When you have a disaster of this magnitude, just as with the aftermath of Hurricane Katrina, when there was talk of glittering high-rise hotels and casinos in New Orleans' Ninth Ward, Naomi Klein notes that the disaster capitalists are already rubbing their hands together:
Readers of the The Shock Doctrine know that the Heritage Foundation has been one of the leading advocates of exploiting disasters to push through their unpopular pro-corporate policies. From this document, they're at it again, not even waiting one day to use the devastating earthquake in Haiti to push for their so-called reforms. The following quote was hastily yanked by the Heritage Foundation and replaced with a more diplomatic quote, but their first instinct is revealing:

"In addition to providing immediate humanitarian assistance, the U.S. response to the tragic earthquake in Haiti earthquake offers opportunities to re-shape Haiti’s long-dysfunctional government and economy as well as to improve the public image of the United States in the region."

Sounds benign enough. But read more:

While on the ground in Haiti, the U.S. military can also interrupt the nightly flights of cocaine to Haiti and the Dominican Republic from the Venezuelan coast and counter the ongoing efforts of Venezuelan President Hugo Chavez to destabilize the island of Hispaniola. This U.S. military presence, which should also include a large contingent of U.S. Coast Guard assets, can also prevent any large-scale movement by Haitians to take to the sea in dangerous and rickety watercraft to try to enter the U.S. illegally.

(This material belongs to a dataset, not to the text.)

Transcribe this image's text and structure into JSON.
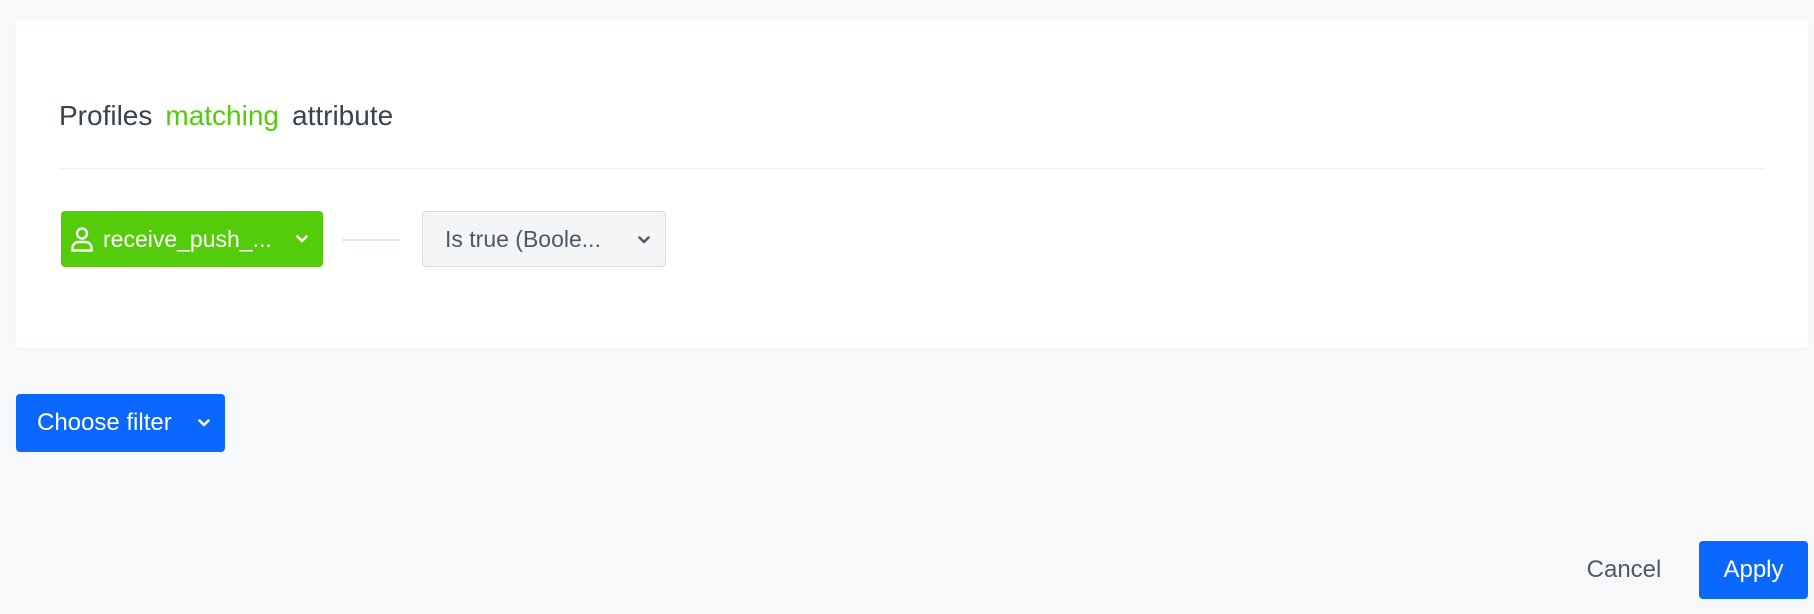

Meanwhile, the U.S. must be prepared to insist that the Haiti government work closely with the U.S. to insure that corruption does not infect the humanitarian assistance flowing to Haiti. Long-term reforms for Haitian democracy and its economy are also badly overdue. Congress should immediately begin work on a package of assistance, trade, and reconstruction efforts needed to put Haiti on its feet and open the way for deep and lasting democratic reforms.

The U.S. should implement a strong and vigorous public diplomacy effort to counter the negative propaganda certain to emanate from the Castro-Chavez camp. Such an effort will also demonstrate that the U.S.’s involvement in the Caribbean remains a powerful force for good in the Americas and around the globe.

This is not one bit about helping the people of the impoverished Caribbean nation, where 80% of the population lives below the poverty level. It's all about playing "My dick is bigger than your dick" with the aging Castro brothers in Cuba and Hugo Chavez in Venezuela. It's neocon empire building again, and I suspect that it's also a bit about seizing some prime beachfront property for those hoteliers and casino magnates who were thwarted in New Orleans.